Laut Weltbank haben mehrere Länder Anreizpläne umgesetzt oder in Aussicht gestellt. Südkorea, Malaysia und Thailand haben Pakete für 2009 vorgeschlagen, China hat bereits ein Konjunkturprogramm von 586 Mrd. US-Dollar aufgesetzt. Chinas Exporte sind im Vergleich zum letzten Jahr um 25 Prozent gesunken, und rund 20 Millionen Menschen haben ihre Arbeit verloren, gab die Regierung im März bekannt.
Südasien ist besonders von der Rezession in der Golfregion betroffen, wo Wanderarbeiter ihre Jobs verlieren und daher weniger Geld nach Hause schicken. Ein ähnliches Phänomen ist in Osteuropa und Zentralasien zu beobachten, wo ebenfalls viele Länder dringend auf die Geldsendungen angewiesen sind. Tadschikistan und Moldawien etwa haben mit 45 beziehungsweise 38 Prozent den weltweit höchsten Geldtransfer-Anteil am Bruttoinlandsprodukt (BIP).
Länder, die von einer einzigen Geldquelle abhängig sind, leiden ebenfalls. Dies gilt insbesondere für Niedriglohnländer im südlichen Afrika. Der Absturz der Rohstoffpreise hat dort die Staatseinnahmen einbrechen lassen. Die Demokratische Republik Kongo, Äquatorialguinea, Gabun und Nigeria zum Beispiel erzielen nach Angaben der Weltbank mit dem Verkauf von Erdöl mehr als die Hälfte ihrer gesamten Staatseinnahmen. Die sinkenden Preise von anderen Rohstoffen haben vor allem die Elfenbeinküste und Guinea getroffen.
Nach Angaben der Afrikanischen Entwicklungsbank (AfDB) sind die „anfänglichen Auswirkungen der Finanzkrise in Afrika erst spät spürbar geworden“.
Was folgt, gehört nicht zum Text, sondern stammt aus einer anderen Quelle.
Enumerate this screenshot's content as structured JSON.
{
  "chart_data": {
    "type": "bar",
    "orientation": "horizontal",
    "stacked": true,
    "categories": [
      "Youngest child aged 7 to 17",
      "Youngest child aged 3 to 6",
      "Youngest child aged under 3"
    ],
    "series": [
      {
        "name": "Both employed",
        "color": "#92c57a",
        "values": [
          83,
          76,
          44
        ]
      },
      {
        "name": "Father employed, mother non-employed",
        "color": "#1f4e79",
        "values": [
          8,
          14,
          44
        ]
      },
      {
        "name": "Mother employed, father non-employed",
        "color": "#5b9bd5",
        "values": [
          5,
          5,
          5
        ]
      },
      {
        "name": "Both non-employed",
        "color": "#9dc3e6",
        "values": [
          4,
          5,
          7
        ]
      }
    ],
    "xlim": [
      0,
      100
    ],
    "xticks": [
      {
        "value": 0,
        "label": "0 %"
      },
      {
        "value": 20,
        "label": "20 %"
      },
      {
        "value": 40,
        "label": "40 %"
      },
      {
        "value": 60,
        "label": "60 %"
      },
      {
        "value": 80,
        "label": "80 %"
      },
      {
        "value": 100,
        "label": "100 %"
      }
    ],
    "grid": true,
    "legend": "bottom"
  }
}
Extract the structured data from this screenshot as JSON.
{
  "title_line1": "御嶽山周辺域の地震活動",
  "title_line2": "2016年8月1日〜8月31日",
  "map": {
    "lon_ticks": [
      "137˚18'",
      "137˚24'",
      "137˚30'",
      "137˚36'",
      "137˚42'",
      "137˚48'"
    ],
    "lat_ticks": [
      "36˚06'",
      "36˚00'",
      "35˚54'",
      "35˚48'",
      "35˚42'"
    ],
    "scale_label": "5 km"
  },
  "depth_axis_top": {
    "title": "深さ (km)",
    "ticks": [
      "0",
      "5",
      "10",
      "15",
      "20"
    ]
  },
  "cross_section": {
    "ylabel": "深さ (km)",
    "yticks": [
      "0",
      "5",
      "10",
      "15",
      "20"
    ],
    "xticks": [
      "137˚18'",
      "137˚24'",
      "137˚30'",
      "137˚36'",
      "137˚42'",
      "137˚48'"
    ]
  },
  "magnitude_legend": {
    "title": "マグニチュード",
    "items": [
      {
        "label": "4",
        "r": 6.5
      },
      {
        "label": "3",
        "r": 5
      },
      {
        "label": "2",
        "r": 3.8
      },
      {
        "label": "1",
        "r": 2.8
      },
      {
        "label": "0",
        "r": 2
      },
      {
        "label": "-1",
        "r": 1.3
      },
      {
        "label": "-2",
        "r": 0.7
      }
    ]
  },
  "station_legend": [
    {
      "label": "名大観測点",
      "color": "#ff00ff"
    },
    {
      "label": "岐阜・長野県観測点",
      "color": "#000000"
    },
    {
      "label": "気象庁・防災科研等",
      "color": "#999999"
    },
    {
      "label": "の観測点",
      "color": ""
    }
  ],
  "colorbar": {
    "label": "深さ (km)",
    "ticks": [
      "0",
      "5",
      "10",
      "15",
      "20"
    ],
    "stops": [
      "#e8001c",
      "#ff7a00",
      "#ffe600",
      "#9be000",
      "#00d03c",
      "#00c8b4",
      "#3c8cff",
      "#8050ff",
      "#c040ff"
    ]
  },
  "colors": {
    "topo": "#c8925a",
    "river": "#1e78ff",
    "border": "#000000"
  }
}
Der Zusammenbruch von Unternehmen und Minen sowie der Zerstörung von Arbeitsplätzen, Einnahmen und Lebensgrundlagen macht die Folgen inzwischen aber deutlich sichtbar. Die AfDB spricht von einer „ausgemachten Entwicklungskrise“ und prognostiziert erstmals seit zehn Jahren „null Prozent Wachstum“.
Experten meinen, dass die entwickelten Länder 0,7 Prozent ihrer Konjunkturpakete dazu nutzen sollten, ärmeren Ländern beizustehen und ihre bestehenden Verpflichtungen gegenüber Entwicklungsländern einzuhalten. Laut ADB sind solche Maßnahmen unbedingt erforderlich, um die jüngsten Investitionsniveaus zu halten – insbesondere bei der Infrastruktur. Andernfalls wäre es schwierig, die Wachstumsgrundlagen der vergangenen Jahre aufrecht zu erhalten.
Währenddessen erfährt Lateinamerika nach fünf Jahren nachhaltigen Wachstums von durchschnittlich 5,3 Prozent einen Abschwung in der industriellen Produktion. Brasilien gab im Dezember 2008, als die Exporte laut Weltbank um 29 Prozent fielen, sein erstes Handelsbilanzdefizit in acht Jahren bekannt.